A puzzle I saw via @HAClaphamSixth, but whose originator they don’t know:

What integer pairs $(n,k)$ satisfy $n! + 8 = 2^k$? How do you know you have them all?

This is not a problem I know the answer to! I shall attempt problem-solving out loud, with spoilers below the line!

Two thoughts jumped to mind:

• 24 + 8 = 32, so $(4,5)$ works. (Brute force some solutions)
• 8 is also a power of 2.

The first observation is a nice answer, but nothing like a solution. The second feels more likely to be productive.

So, we can rewrite our criterion as $n! = 2^k - 2^3$, or even $n! = 2^3\left(2^{k-3}-1\right)$.

That makes it clear that $n=4$ is the smallest that can possibly work – 24 is the first factorial that’s a multiple of 8.

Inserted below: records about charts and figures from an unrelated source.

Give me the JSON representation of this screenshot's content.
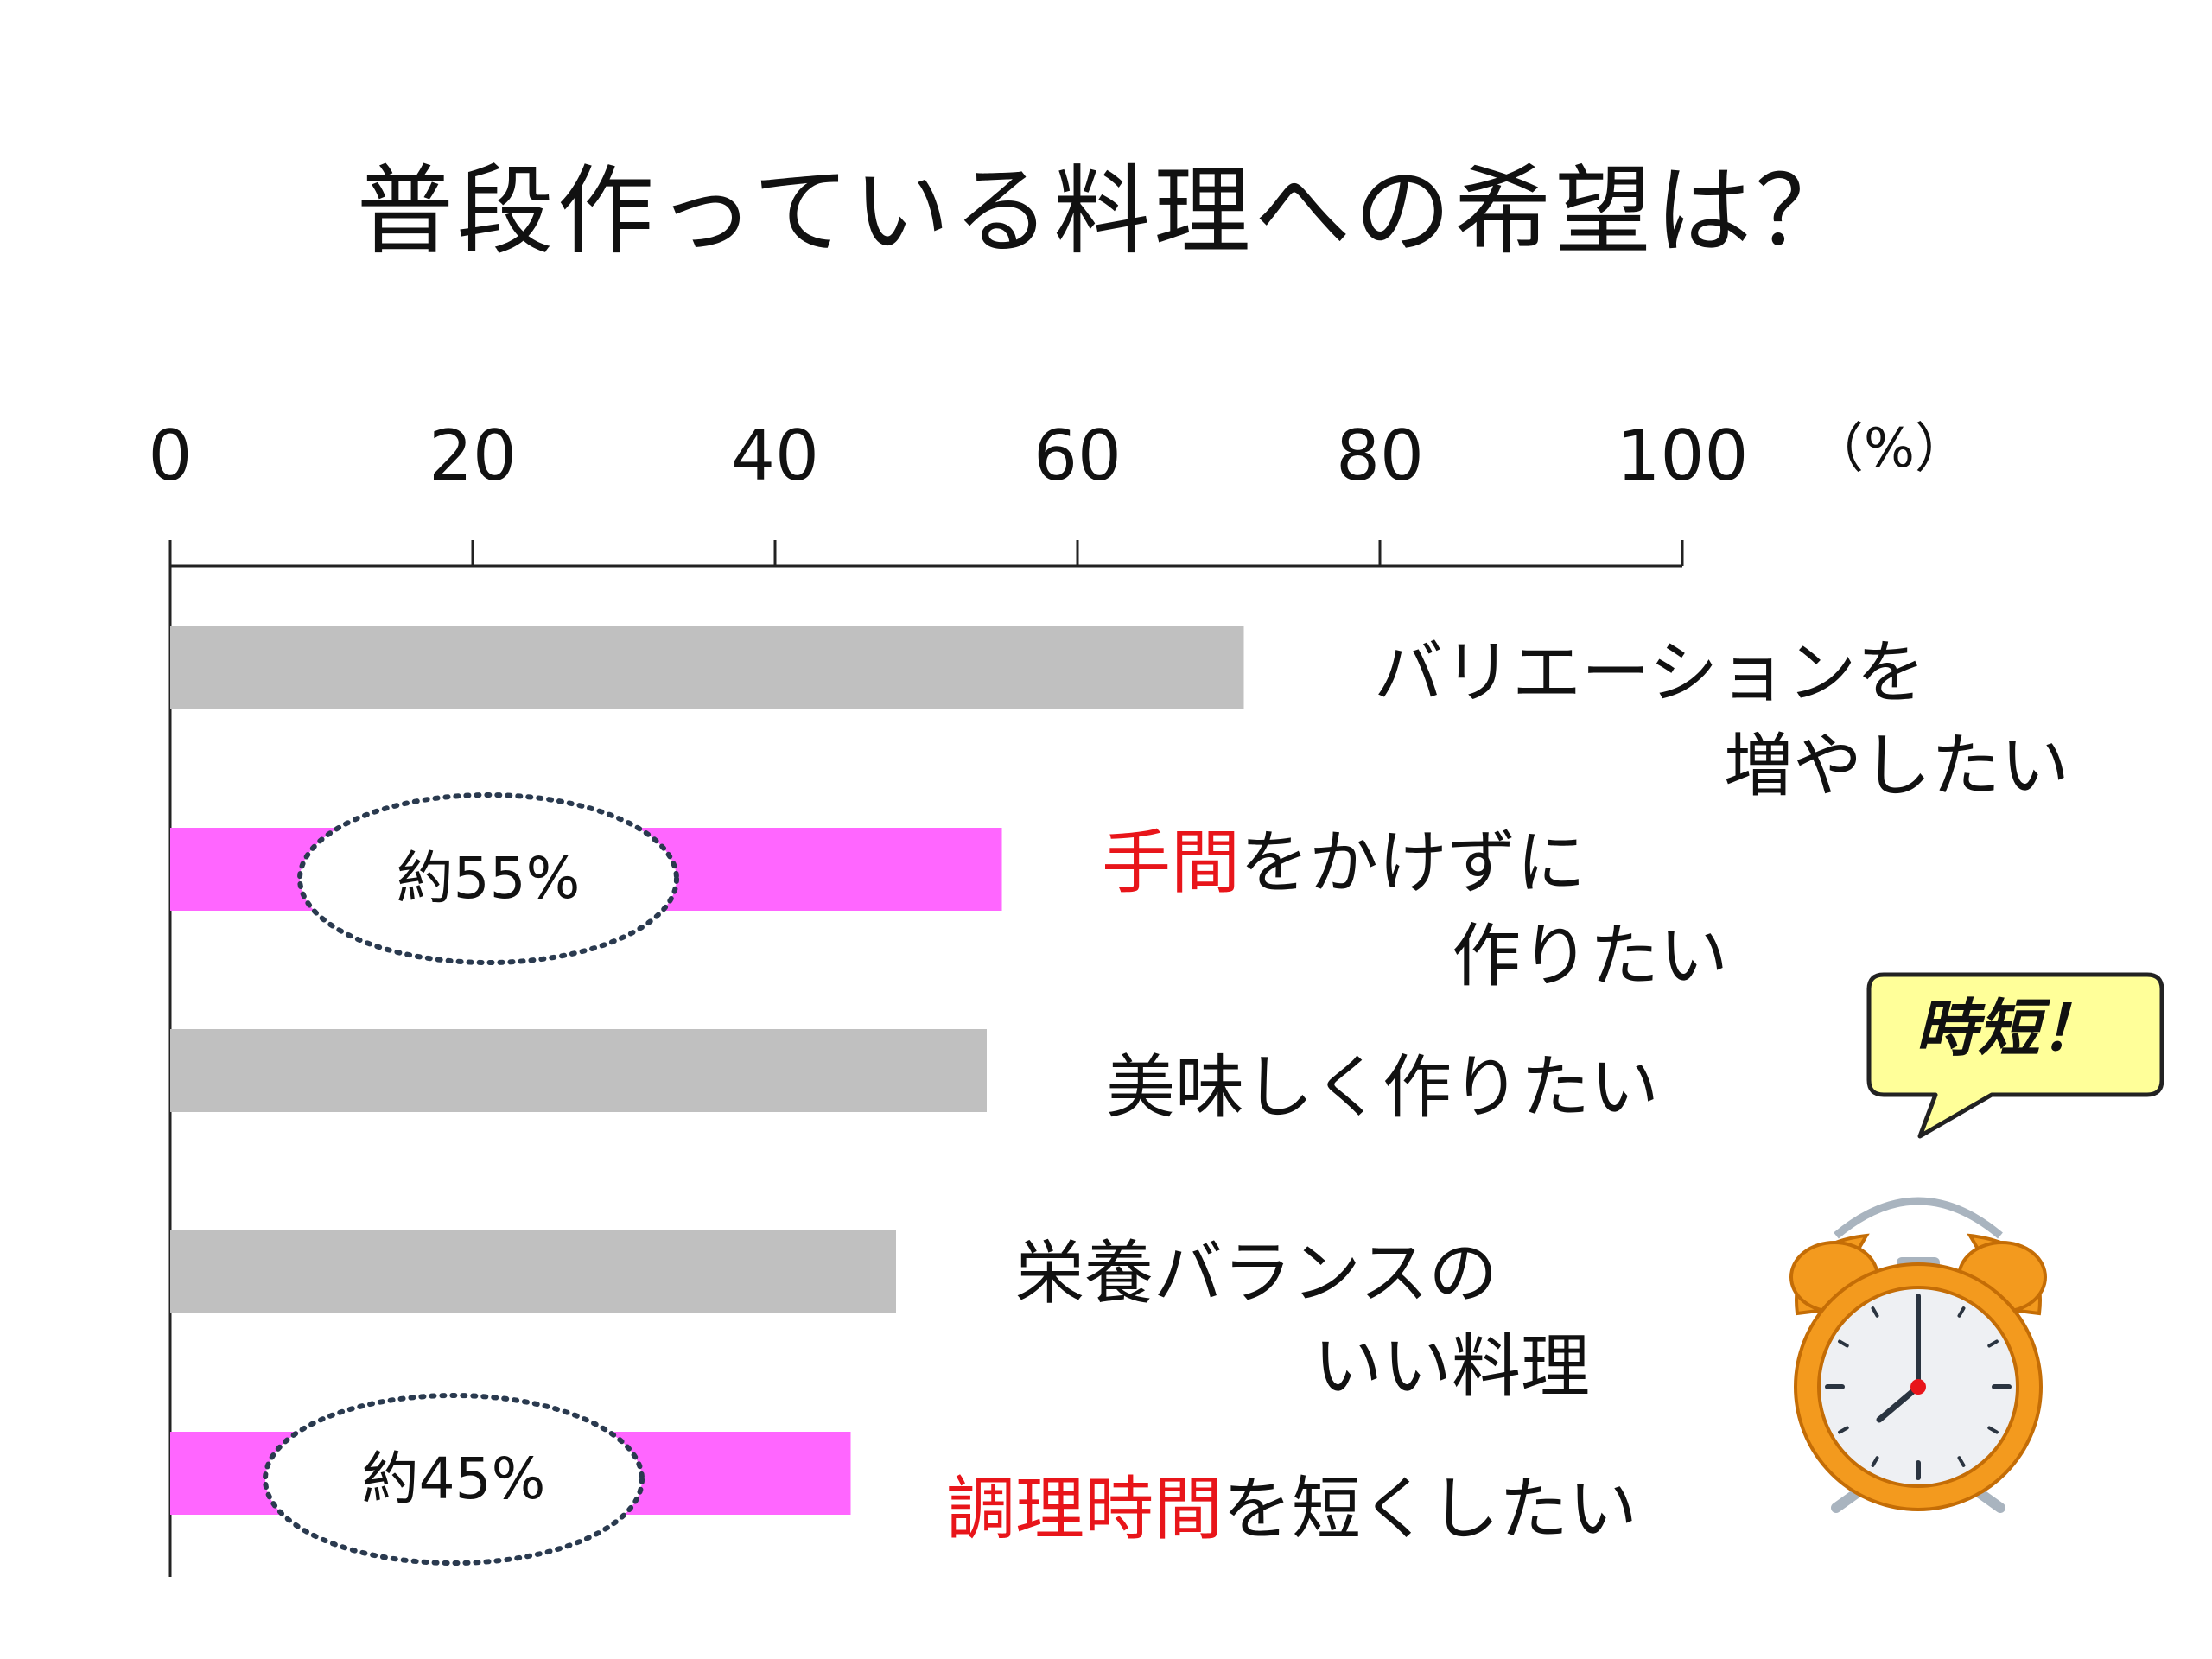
{
  "title": "普段作っている料理への希望は？",
  "chart_data": {
    "type": "bar",
    "orientation": "horizontal",
    "title": "普段作っている料理への希望は？",
    "xlim": [
      0,
      100
    ],
    "x_ticks": [
      "0",
      "20",
      "40",
      "60",
      "80",
      "100"
    ],
    "unit_label": "（%）",
    "grid": false,
    "categories": [
      {
        "parts": [
          {
            "text": "バリエーションを",
            "highlight": false
          }
        ],
        "second_line": "増やしたい"
      },
      {
        "parts": [
          {
            "text": "手間",
            "highlight": true
          },
          {
            "text": "をかけずに",
            "highlight": false
          }
        ],
        "second_line": "作りたい"
      },
      {
        "parts": [
          {
            "text": "美味しく作りたい",
            "highlight": false
          }
        ],
        "second_line": ""
      },
      {
        "parts": [
          {
            "text": "栄養バランスの",
            "highlight": false
          }
        ],
        "second_line": "いい料理"
      },
      {
        "parts": [
          {
            "text": "調理時間",
            "highlight": true
          },
          {
            "text": "を短くしたい",
            "highlight": false
          }
        ],
        "second_line": ""
      }
    ],
    "values": [
      71,
      55,
      54,
      48,
      45
    ],
    "bar_colors": [
      "#c0c0c0",
      "#ff66ff",
      "#c0c0c0",
      "#c0c0c0",
      "#ff66ff"
    ],
    "highlight_color": "#e8151a",
    "annotations": [
      {
        "bar_index": 1,
        "text": "約55%"
      },
      {
        "bar_index": 4,
        "text": "約45%"
      }
    ]
  },
  "speech_bubble": {
    "text": "時短！",
    "fill": "#ffff99"
  },
  "illustration": {
    "icon": "alarm-clock-icon",
    "body_color": "#f39a1e",
    "time_shown": "8:00"
  }
}
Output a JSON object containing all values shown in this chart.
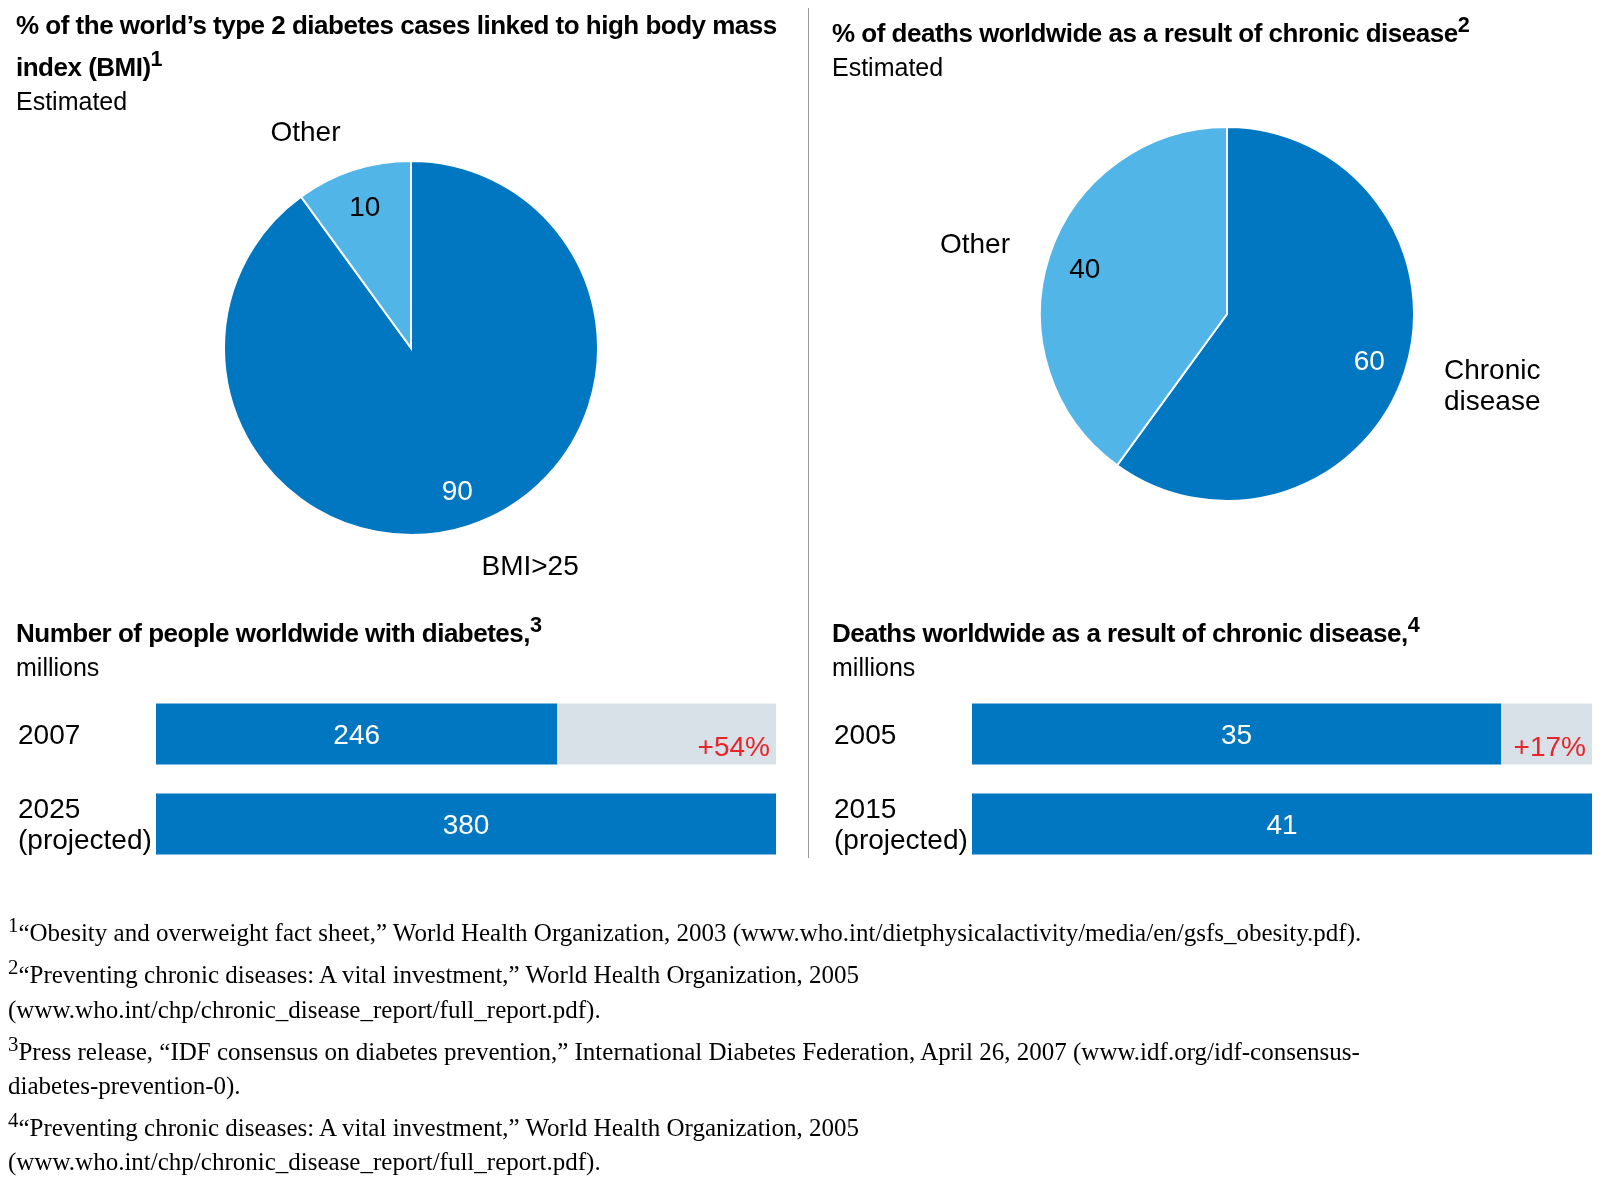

At this point, I’m drawn to the fact that all of the factorials larger than 4! end in 0. Explore your hunches.

So, we’re only going to have other solutions when $2^{k-3}-1$ is a multiple of 5 – which only happens when $2^{k-3}$ ends in a 6.

In fact, I’m going to change my notation and go back to $2^k - 8$ as my expression of interest. It’s a bit easier to work with – and now I need $2^k$ to end in 8.

That happens for $k = 3, 7, 11, \dots, 4a-1, \dots$ . Clearly it doesn’t work for $k=3$ because 0 is not a factorial number, but how about 7? 128 - 8 = 120, which is 5! and we have a second solution of $(5,7)$.

Let’s look at $k=11$, which gives us 2040, which isn’t a factorial. $k=15$ gives 32,760, which is again not a factorial, and $k=19$ gives 524,280. Nope.

$k=23$ is also a fail, but an interesting one: it’s 8,388,600 – this is the first one (discounting, in some sense, 0) that ends in two zeros, as all of the factorials beyond this point will. From here, we’d need to look up in 20s rather than in fours.

$k=43$ gives 8,796,093,022,200, which is between 15! and 16! – and these end with three zeros rather than just 2.

$k=103$ is the first power of two that ends 008, but the factorials at this point end in five zeros! I wonder if there’s an idea here.

I’m looking for $k$ such that $2^k \pmod {10^p} \equiv 8$, with $k> 3$. That’s a bit tedious.

Aha! A judicious application of the think carefully before you do hard work principle pays dividends! It’s not 10s I should be looking at, it’s 2s. Or rather, 16s.

Every factorial from 6! and up is a multiple of 16. But $2^k - 8$ is not a multiple of 16 unless $k=3$ – for $k>3$, it’s always 8 away from a multiple of 16.

Therefore, any solutions to $n! +8 =2^k$ must have $n < 6$ – and we’ve examined all of those cases already!

So the only solutions are $(4,5)$ and $(5,7)$. Neat!

Did you approach it differently? Do tell me all about it!